CA Technologies has admitted that it needs to do more to gain market share following a five per cent drop in its third-quarter revenue, despite beating Wall Street expectations.
For the three months to 31 December, CA saw its GAAP net profits slump five per cent year on year on revenue that also dropped five per cent to $1.2bn (£76m). Wall Street revenue expectations for the vendor stood at $1.17bn for the same period.
CA claims the revenue drop was partly down to a single licence settlement in the same period last year which left a $39m hole in this year's figure.
Newly appointed chief executive Mike Gregoire, who replaced Bill McCraken in December, said there was room for improvement in the coming months.
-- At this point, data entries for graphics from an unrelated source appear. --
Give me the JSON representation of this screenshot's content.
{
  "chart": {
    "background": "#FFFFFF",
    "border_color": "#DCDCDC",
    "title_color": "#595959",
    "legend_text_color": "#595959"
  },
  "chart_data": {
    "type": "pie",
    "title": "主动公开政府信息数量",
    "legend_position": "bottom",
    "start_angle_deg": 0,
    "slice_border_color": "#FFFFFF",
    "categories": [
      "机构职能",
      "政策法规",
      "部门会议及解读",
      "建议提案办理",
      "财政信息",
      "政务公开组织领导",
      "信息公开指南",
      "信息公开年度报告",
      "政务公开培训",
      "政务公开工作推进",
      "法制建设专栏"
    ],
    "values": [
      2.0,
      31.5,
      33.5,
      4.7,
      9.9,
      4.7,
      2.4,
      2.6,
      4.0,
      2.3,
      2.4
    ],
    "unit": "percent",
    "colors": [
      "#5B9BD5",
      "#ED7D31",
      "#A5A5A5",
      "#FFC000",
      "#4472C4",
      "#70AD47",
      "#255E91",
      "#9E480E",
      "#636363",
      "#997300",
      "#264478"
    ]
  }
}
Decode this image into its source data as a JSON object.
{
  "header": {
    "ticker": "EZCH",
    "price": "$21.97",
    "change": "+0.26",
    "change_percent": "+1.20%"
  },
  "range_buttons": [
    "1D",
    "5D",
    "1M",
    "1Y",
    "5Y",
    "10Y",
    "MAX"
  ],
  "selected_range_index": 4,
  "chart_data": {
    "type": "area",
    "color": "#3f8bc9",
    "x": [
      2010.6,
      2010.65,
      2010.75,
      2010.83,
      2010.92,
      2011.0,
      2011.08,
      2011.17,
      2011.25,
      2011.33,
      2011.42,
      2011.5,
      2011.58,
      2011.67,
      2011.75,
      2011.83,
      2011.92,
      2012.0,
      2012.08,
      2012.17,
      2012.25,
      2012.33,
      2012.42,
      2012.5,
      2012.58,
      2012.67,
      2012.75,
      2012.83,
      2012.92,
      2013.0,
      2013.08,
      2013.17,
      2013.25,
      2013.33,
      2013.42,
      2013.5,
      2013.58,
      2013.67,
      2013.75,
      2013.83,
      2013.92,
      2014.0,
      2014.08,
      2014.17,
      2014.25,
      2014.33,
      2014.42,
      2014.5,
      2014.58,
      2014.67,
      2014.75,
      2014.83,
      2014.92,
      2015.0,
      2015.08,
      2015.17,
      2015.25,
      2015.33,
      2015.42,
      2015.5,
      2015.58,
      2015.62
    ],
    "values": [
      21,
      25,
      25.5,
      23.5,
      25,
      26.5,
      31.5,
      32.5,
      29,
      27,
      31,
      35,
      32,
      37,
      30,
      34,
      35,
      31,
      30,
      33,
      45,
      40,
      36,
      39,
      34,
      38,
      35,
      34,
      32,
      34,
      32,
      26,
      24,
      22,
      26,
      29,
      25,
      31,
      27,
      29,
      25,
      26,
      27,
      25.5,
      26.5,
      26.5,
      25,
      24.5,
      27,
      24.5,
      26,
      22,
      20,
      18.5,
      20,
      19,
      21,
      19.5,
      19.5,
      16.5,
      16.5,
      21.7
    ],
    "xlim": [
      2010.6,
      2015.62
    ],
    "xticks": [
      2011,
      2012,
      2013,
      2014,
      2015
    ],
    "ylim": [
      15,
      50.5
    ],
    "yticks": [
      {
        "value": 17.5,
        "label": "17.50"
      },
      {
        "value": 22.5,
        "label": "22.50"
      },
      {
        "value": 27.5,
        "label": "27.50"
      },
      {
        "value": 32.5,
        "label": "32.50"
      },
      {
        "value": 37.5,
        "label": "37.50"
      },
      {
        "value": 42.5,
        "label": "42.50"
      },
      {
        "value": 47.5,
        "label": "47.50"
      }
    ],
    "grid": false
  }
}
"We know that we need to do more to accelerate innovation, gain market share and better differentiate our solutions in the marketplace," he added.
"We also know there is room for improvement in our cost of sales and in the speed and intensity with which we pursue our objectives. Over the next few months we will perform a detailed diagnostic of where we are, and lay out a plan on how to achieve our strategic and financial goals."
He claimed the vendor's distribution strategy was a key focus for its growth trajectory.
"To get all that technology to market, CA has a global distribution network that is difficult to replicate and I believe can be a big differentiator for the company," he added.
"CA has relationships with the largest companies in the world. With the right focus on innovation and new markets, we can really increase our growth trajectory in our Enterprise Solutions business."